People often misunderstand the impact a 529 plan may have on financial aid. However, parents and grandparents sometimes mistakenly believe that any investment in a 529 savings plan will eliminate the possibility of aid, which is not true.

In some cases, the family would not even be eligible for need-based financial aid, but could still enjoy the advantages of a 529 savings plan, such as tax-deferred growth.

If a student attends a private college, there may be other 529-related factors affecting financial aid. Many private institutions use their own formulas to determine financial aid, although the FAFSA may also be incorporated into the decision.

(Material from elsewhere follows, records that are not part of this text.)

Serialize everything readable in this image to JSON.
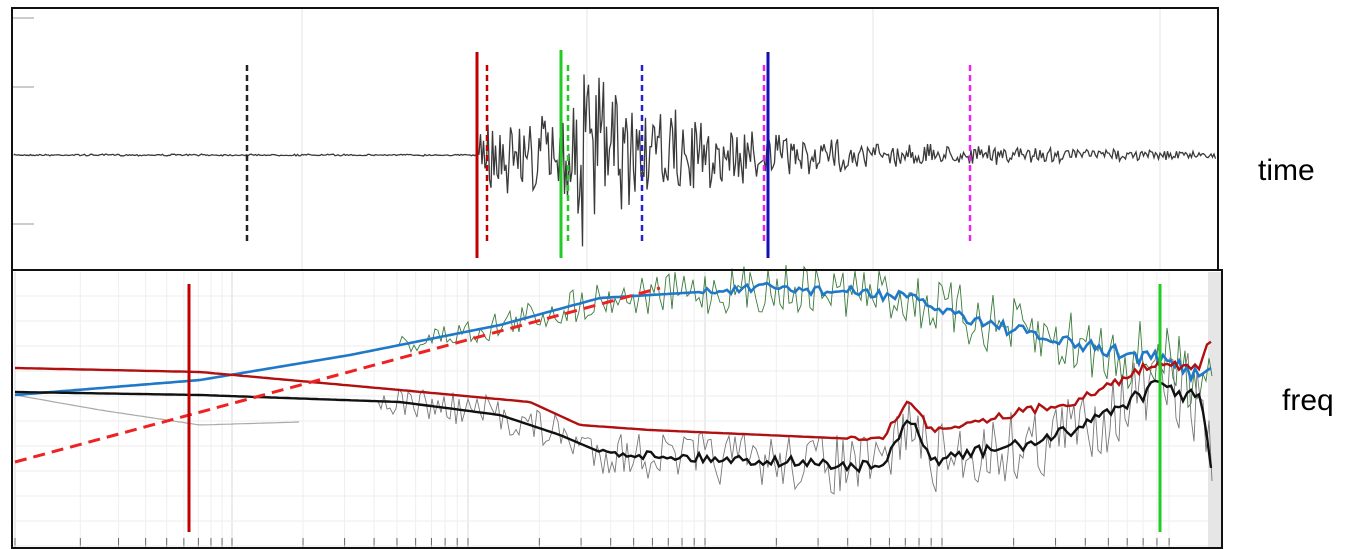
{
  "panels": [
    {
      "label": "time"
    },
    {
      "label": "freq"
    }
  ]
}
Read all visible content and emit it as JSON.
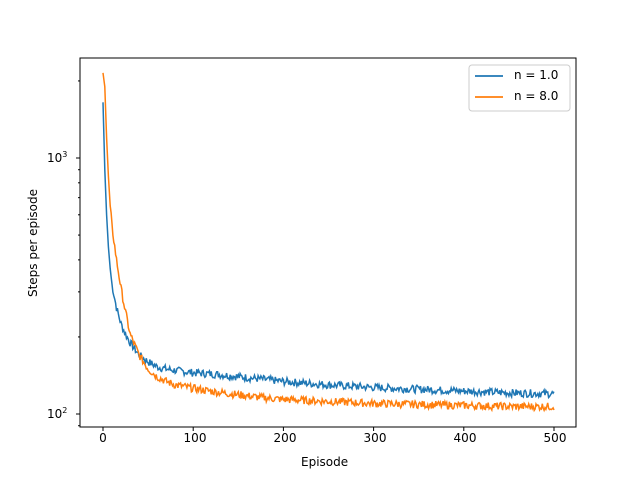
{
  "chart_data": {
    "type": "line",
    "title": "",
    "xlabel": "Episode",
    "ylabel": "Steps per episode",
    "yscale": "log",
    "xlim": [
      -25,
      525
    ],
    "ylim": [
      88,
      2400
    ],
    "xticks": [
      0,
      100,
      200,
      300,
      400,
      500
    ],
    "xtick_labels": [
      "0",
      "100",
      "200",
      "300",
      "400",
      "500"
    ],
    "yticks": [
      100,
      1000
    ],
    "ytick_labels": [
      "10^2",
      "10^3"
    ],
    "grid": false,
    "legend_position": "upper right",
    "series": [
      {
        "name": "n = 1.0",
        "color": "#1f77b4",
        "x": [
          0,
          2,
          4,
          6,
          8,
          10,
          15,
          20,
          25,
          30,
          40,
          50,
          60,
          70,
          80,
          100,
          125,
          150,
          175,
          200,
          250,
          300,
          350,
          400,
          450,
          500
        ],
        "values": [
          1650,
          900,
          600,
          450,
          370,
          320,
          260,
          225,
          205,
          190,
          170,
          160,
          153,
          150,
          148,
          145,
          143,
          140,
          137,
          134,
          130,
          127,
          125,
          123,
          121,
          120
        ]
      },
      {
        "name": "n = 8.0",
        "color": "#ff7f0e",
        "x": [
          0,
          2,
          4,
          6,
          8,
          10,
          15,
          20,
          25,
          30,
          40,
          50,
          60,
          70,
          80,
          100,
          125,
          150,
          175,
          200,
          250,
          300,
          350,
          400,
          450,
          500
        ],
        "values": [
          2150,
          1900,
          1200,
          850,
          650,
          540,
          400,
          310,
          250,
          205,
          170,
          150,
          140,
          134,
          130,
          126,
          122,
          119,
          116,
          114,
          112,
          110,
          109,
          108,
          107,
          107
        ]
      }
    ]
  },
  "legend": {
    "items": [
      {
        "label": "n = 1.0",
        "color": "#1f77b4"
      },
      {
        "label": "n = 8.0",
        "color": "#ff7f0e"
      }
    ]
  },
  "axes": {
    "xlabel": "Episode",
    "ylabel": "Steps per episode",
    "xtick_labels": [
      "0",
      "100",
      "200",
      "300",
      "400",
      "500"
    ],
    "ytick_base": "10",
    "ytick_exps": [
      "3",
      "2"
    ]
  }
}
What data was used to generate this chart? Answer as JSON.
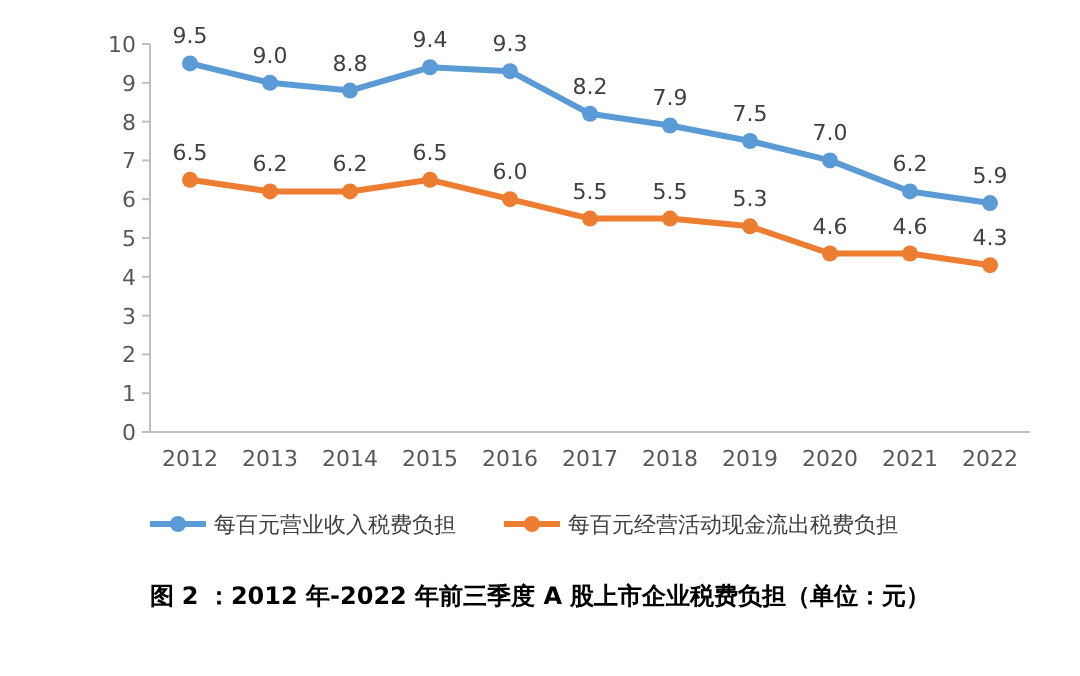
{
  "chart_data": {
    "type": "line",
    "title": "图 2 ：2012 年-2022 年前三季度 A 股上市企业税费负担（单位：元）",
    "categories": [
      "2012",
      "2013",
      "2014",
      "2015",
      "2016",
      "2017",
      "2018",
      "2019",
      "2020",
      "2021",
      "2022"
    ],
    "series": [
      {
        "name": "每百元营业收入税费负担",
        "color": "#5b9bd5",
        "values": [
          9.5,
          9.0,
          8.8,
          9.4,
          9.3,
          8.2,
          7.9,
          7.5,
          7.0,
          6.2,
          5.9
        ],
        "value_labels": [
          "9.5",
          "9.0",
          "8.8",
          "9.4",
          "9.3",
          "8.2",
          "7.9",
          "7.5",
          "7.0",
          "6.2",
          "5.9"
        ]
      },
      {
        "name": "每百元经营活动现金流出税费负担",
        "color": "#ed7d31",
        "values": [
          6.5,
          6.2,
          6.2,
          6.5,
          6.0,
          5.5,
          5.5,
          5.3,
          4.6,
          4.6,
          4.3
        ],
        "value_labels": [
          "6.5",
          "6.2",
          "6.2",
          "6.5",
          "6.0",
          "5.5",
          "5.5",
          "5.3",
          "4.6",
          "4.6",
          "4.3"
        ]
      }
    ],
    "ylim": [
      0,
      10
    ],
    "yticks": [
      0,
      1,
      2,
      3,
      4,
      5,
      6,
      7,
      8,
      9,
      10
    ],
    "legend": "bottom",
    "marker": "circle",
    "line_style": "solid"
  }
}
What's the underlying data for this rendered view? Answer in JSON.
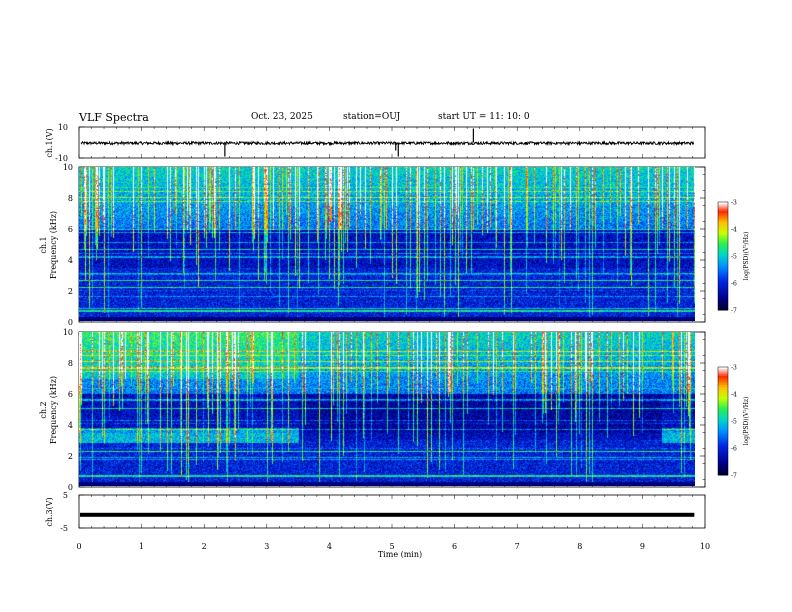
{
  "header": {
    "title": "VLF Spectra",
    "date": "Oct. 23, 2025",
    "station": "station=OUJ",
    "start": "start  UT =   11: 10: 0"
  },
  "colorbar": {
    "ticks": [
      "-3",
      "-4",
      "-5",
      "-6",
      "-7"
    ],
    "label": "log(PSD)(V²/Hz)",
    "stops": [
      "#ffffff",
      "#ff0000",
      "#ffa000",
      "#ffff00",
      "#00ff00",
      "#00c8c8",
      "#0064ff",
      "#0000c8",
      "#000032"
    ]
  },
  "chart_data": [
    {
      "type": "line",
      "panel": "ch1-waveform",
      "ylabel": "ch.1(V)",
      "ylim": [
        -10,
        10
      ],
      "yticks": [
        "10",
        "-10"
      ],
      "xlim": [
        0,
        10
      ],
      "note": "noisy baseline near -0.5 V with spikes at ~2.3, ~5.1 and ~6.3 min"
    },
    {
      "type": "heatmap",
      "panel": "ch1-spectrogram",
      "ylabel": "ch.1",
      "ylabel2": "Frequency (kHz)",
      "ylim": [
        0,
        10
      ],
      "yticks": [
        "0",
        "2",
        "4",
        "6",
        "8",
        "10"
      ],
      "xlim": [
        0,
        9.83
      ],
      "color_range_log_psd": [
        -7,
        -3
      ]
    },
    {
      "type": "heatmap",
      "panel": "ch2-spectrogram",
      "ylabel": "ch.2",
      "ylabel2": "Frequency (kHz)",
      "ylim": [
        0,
        10
      ],
      "yticks": [
        "0",
        "2",
        "4",
        "6",
        "8",
        "10"
      ],
      "xlim": [
        0,
        9.83
      ],
      "color_range_log_psd": [
        -7,
        -3
      ],
      "note": "enhanced band 2.8-3.8 kHz for 0-3.5 min and 9.3-9.8 min"
    },
    {
      "type": "line",
      "panel": "ch3-waveform",
      "ylabel": "ch.3(V)",
      "ylim": [
        -5,
        5
      ],
      "yticks": [
        "5",
        "-5"
      ],
      "values_note": "flat line at about -1 V",
      "level": -1
    }
  ],
  "x_axis": {
    "label": "Time (min)",
    "ticks": [
      "0",
      "1",
      "2",
      "3",
      "4",
      "5",
      "6",
      "7",
      "8",
      "9",
      "10"
    ]
  }
}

The key to maximizing the value of a 529 plan, in every situation, lies in the planning process, says Elizabeth DeBassio, senior financial advisor at Connecticut Wealth Management, in Farmington, Connecticut.

Families should discuss the question of when to use funds from grandparents’ 529 accounts, she says, rather than leave things to chance, which could result in mistakes.

“It’s an opportunity for parents and grandparents to work together and be aware of the assets, talk about the timing, plan out logistically what makes most sense,” DeBassio says. “These are the kinds of conversations we have with our clients every day, and it’s so beneficial to everyone involved.”